Linda W. (Summit, NJ)
A labyrinth of secrets
The plot of this novel has a familiar ring to it. Power, politics and privilege are all bought with money and connections. A lone individual, George Becket, is sucked into the vortex of an event because he happened to be in the wrong place at the wrong time. He continually makes poor or just plain wrong conclusions and is easily manipulated. But he is a likable character without much depth.
Grace W. (Corona del Mar, CA)
Justice for the Privileged is different
This was an enjoyable page turner with a weak and unsatisfying ending. The location of the story and the family that it revolves around are recognizable which leaves the reader with the sense that you know how the book will end long before you come to the last page.
That the wealthy and powerful have a different justice system than the average American is not really a revelation to most of us. Crime of Privilege tracks members of a well-known family from Cape Cod that has extensive political and societal connections. The family, through their minions, is able to hush up crimes and indiscretions done by many members of the extended family. The story is initially told through a series of flash-back and fast-forward scenes. The mystery is written in a first-person narrative from the perspective of a low-level district attorney, who happened to be present at a Palm Beach crime. This attorney, Georgie Beckett, is not a very endearing protagonist. The pacing of the book is quite disjointed and sometimes tedious. Characters and storylines are described in extensive detail and then that particular thread of the story is dropped. I had great hopes for reading this book, yet was mildly disappointed throughout.

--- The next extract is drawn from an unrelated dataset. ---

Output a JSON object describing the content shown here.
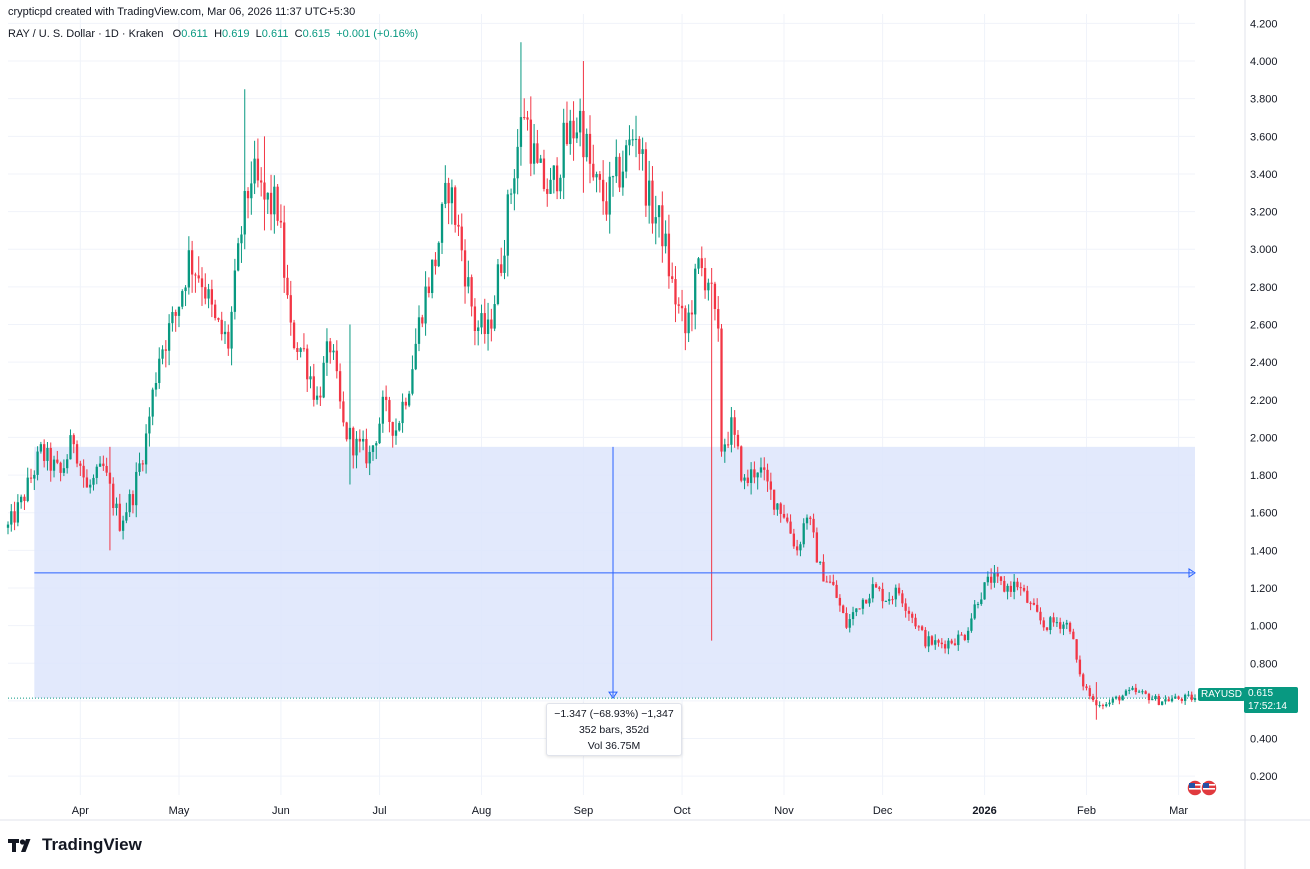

Joan B. (Ellicott City, MD)
Crime of Privilege
This is a murder mystery of page-turning quality. The protagonist, George Becket, is a persistent, likable, naive young man. For me, the rest of the main characters were a large lump of the entitled "American Royalty". I did not get to really know any of them. The idea that money brings power is repugnant to me. I am sorry that many of us, as free citizens, are willing to accept the privilege that accompanies money and power. I just do not want to believe that money and power puts people above the law.
Jim S. (Austin, TX)
Crime of Privilage
I love to read and finished the book quickly. However, the theme, as I perceived it bothers me.
George Becket, now an attorney in the district attorney office of Cape Cod, had "friends" and friends of friends while growing up. Some of these friends were part of a wealthy and privileged family, the Gregory's.
Steve B. (Spring, TX)
Cover up of a Crime by the Privileged.
Two young women, one from Cape Cod, the other visiting south Florida were involved with the family and friends. One committed suicide, the other was murdered.
George, years later, is tasked with the job of finding who murdered the woman. The problems he deals with appear monumental due to the Senator's powerful influence. The investigation takes him to Europe, Hawaii, and Central America.
The plot and characters were good but sometimes confusing. Overall I enjoyed the book although at times it was slow going.
This is a gripping mystery of crimes perhaps committed by a family of wealth and privilege. A young assistant prosecutor, who witnessed one of the crimes when he was a college student, is the one trying to pursue justice. His path is encumbered at every step by those beholden to the powerful Cape Cod dynasty. He is relentless in his pursuit and appears to have solved the murder mystery but is thwarted in his attempt to bring the perpetrator to justice. Even though the victim of the murder is the daughter of another rich and powerful man, the prosecutor is made aware that the justice system is not always blind when political influence is involved.